Assassination Nation has been built from borrowed bits and pieces of every edgy, angsty, ultra violent, and hyper real movie of the last twenty years and attempts to somehow mold them all into a unique identity. The film largely fails, thanks in large part to those readily identifiable components that cannot merge together, yielding a tonally uneven structure that sees the movie transition from one permutation to another without much sense of flow or cohesion. Film's start offers a grating, even disheartening, portrait of modern teenage life which becomes an examination of a small community rocked by digital sex scandal which evolves into an exploration of pain and shame and regret which eventually morphs into madness, as blood is spilled liberally and unapologetically because...who knows why, really why, anyway. A digital Lynch mob looking to protect its own secrets becomes a physical Lynch mob in a climax that resembles something out of a Purge movie. The film is at its best in its middle stretch, but the bookends are largely terrible, the beginning side an irritating, annoying peek into modern culture and the finale a senseless string of brutally violent images.

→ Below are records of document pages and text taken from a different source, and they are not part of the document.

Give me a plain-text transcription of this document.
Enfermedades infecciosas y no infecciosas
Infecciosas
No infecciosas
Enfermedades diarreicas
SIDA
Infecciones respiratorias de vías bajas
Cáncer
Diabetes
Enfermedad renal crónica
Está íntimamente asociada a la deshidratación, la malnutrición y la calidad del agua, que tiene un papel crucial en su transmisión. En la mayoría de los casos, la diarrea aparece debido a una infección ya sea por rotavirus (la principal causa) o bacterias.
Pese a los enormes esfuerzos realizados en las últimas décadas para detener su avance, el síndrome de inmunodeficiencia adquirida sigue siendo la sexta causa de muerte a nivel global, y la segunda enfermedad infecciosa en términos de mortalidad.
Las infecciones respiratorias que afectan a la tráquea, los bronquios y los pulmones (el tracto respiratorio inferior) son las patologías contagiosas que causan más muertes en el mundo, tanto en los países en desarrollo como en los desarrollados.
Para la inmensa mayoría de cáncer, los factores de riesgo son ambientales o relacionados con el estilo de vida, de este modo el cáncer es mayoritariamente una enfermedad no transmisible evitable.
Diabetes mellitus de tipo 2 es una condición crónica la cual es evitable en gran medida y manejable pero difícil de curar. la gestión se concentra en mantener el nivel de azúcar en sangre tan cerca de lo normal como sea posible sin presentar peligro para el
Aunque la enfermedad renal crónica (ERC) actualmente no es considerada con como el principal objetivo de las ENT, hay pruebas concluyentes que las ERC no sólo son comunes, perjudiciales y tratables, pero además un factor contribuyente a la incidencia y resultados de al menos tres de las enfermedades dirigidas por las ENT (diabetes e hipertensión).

Levinson clearly has a point, or points, to make in the movie, but what he wants to say is never entirely clear. The film is certainly a commentary on contemporary culture, on vanishing privacy (a fact the girls in the film admit they readily accept, for the most part, which goes against the older generations who are fighting to maintain it). The middle stretch offers particularly interesting opportunities to find cultural critiques, when the lynch mobs form in the digital and real realms alike, when data dumps ruin lives, when real flesh and blood hurts with each post, text, and tweet. It explores the extremes of the interconnection between the real and digital worlds, how today's secrets are no longer secret but merely data files waiting to be exposed. How all of this affects the girls beyond the ultimate push to violence is the most engaging component in the film: how their social lives, their friendships, their thought processes, their approach to the interconnected world and the consequences of what they have done and particularly what they choose to hold as a digital keepsake are concepts that Levinson introduces but doesn't always explore to fruition. He's more concerned with building towards the violence rather than delving into the more rewarding concepts that the film introduces and dances around, kicking the proverbial tires on but refusing to open in any meaningful way.

Assassination Nation is a film bustling with potential, but it's largely unrealized. It introduces a number of good ideas on modern society, digital interactions, and privacy but seems more concerned with graphically revealing the life and times of modern high schoolers and climaxing with excess violence. The movie is little more than bloody fantasy with a middle that asks more questions than it chooses to answer. Audiences that can wait out the grinding first act will be rewarded with a layered unravelling of the digital and real worlds that ultimately leads towards empty splatter. Universal's Blu-ray delivers good video, excellent audio, and has a few extras on hand. For fans only.

[CSW] -1.4- A teenage angst movie coupled to of the modern age by the potential loss of all privacy and the overreaction of that loss. It is a fair satirical fantasy of what that loss of privacy could mean under the worst circumstances. However, most teenage angst turns out to be just teenage angst that tends to disappear in young adulthood. I am too far away from my teen years and not having any social media accounts I would be forced to take this satire at face value if I could just take it seriously. I enjoyed the empty splatter that ensued but that alone doesn't make a movie for me. This attempt at a satirical fantasy just didn't ring my bell.